Das Buch hat definitiv meine Erwartungen erfüllt. Der Schreibstil war hervorragend und ich bin trotz des manchmal etwas verwirrendem Inhalts durchs Buch geschwebt. Das Buch ist aus der Perspektive der sechs Auserwählten geschrieben. Wodurch ich mit allen auf eine ganz eigene Art mitgefiebert habe. Die sechs Protagnisten sind charakterlich äußerst unterschiedlich, was zur schnellen Wiedererkennung beim Lesen definitiv von Vorteil war. Ich kann ehrlich gesagt gar nicht sagen welcher von ihnen mir am liebsten war.
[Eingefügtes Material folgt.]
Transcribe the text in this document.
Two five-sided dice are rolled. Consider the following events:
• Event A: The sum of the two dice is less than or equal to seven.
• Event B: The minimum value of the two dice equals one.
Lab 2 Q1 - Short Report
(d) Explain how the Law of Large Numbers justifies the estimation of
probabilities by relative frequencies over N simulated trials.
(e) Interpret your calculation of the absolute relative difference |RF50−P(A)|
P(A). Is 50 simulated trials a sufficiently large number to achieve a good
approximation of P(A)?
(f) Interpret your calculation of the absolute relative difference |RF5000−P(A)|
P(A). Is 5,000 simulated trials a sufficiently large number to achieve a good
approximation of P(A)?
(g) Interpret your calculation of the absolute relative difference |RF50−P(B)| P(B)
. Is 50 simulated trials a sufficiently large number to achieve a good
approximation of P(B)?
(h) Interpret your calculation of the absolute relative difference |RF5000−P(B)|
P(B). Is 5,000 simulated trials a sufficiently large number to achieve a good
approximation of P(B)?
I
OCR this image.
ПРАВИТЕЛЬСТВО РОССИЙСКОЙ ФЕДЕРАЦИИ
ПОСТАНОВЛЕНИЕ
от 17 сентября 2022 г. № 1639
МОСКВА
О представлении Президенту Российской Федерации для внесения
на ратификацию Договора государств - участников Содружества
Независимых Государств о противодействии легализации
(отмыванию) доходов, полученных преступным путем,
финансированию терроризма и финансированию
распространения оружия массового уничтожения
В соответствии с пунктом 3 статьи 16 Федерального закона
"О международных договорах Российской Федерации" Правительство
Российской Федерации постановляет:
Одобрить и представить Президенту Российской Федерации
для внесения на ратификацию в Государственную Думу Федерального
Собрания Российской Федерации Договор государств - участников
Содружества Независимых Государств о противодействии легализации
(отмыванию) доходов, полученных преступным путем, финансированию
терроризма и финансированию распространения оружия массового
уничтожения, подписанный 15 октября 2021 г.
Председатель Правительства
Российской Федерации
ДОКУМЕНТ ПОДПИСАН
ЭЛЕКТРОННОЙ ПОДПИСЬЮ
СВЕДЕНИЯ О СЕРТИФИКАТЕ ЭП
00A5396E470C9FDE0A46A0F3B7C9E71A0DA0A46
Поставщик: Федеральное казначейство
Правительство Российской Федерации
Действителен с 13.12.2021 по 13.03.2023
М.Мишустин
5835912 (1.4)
Aber genau diese verschiedenen Perspektiven sind eine absolute Besonderheit an The Atlas Six. So flüssig ich auch durch das Buch gekommen bin, so konzentriert musste ich auch beim Lesen sein um die Zusammenhänge zu verstehen und der Geschichte folgen zu können. Die Geschichte selbst basiert hier auf den Charakteren, deren Fähigkeiten und den Verbindungen unter ihnen. Dies ist aber für einen ersten Band ziemlich normal würde ich sagen. Ich hatte beim Lesen auf jeden Fall viel Spaß und gebe diesem durchaus anspruchsvollen und düsteren Buch 5 von 5 Sternen und freue mich auf die hoffentlich bald folgende Fortsetzung.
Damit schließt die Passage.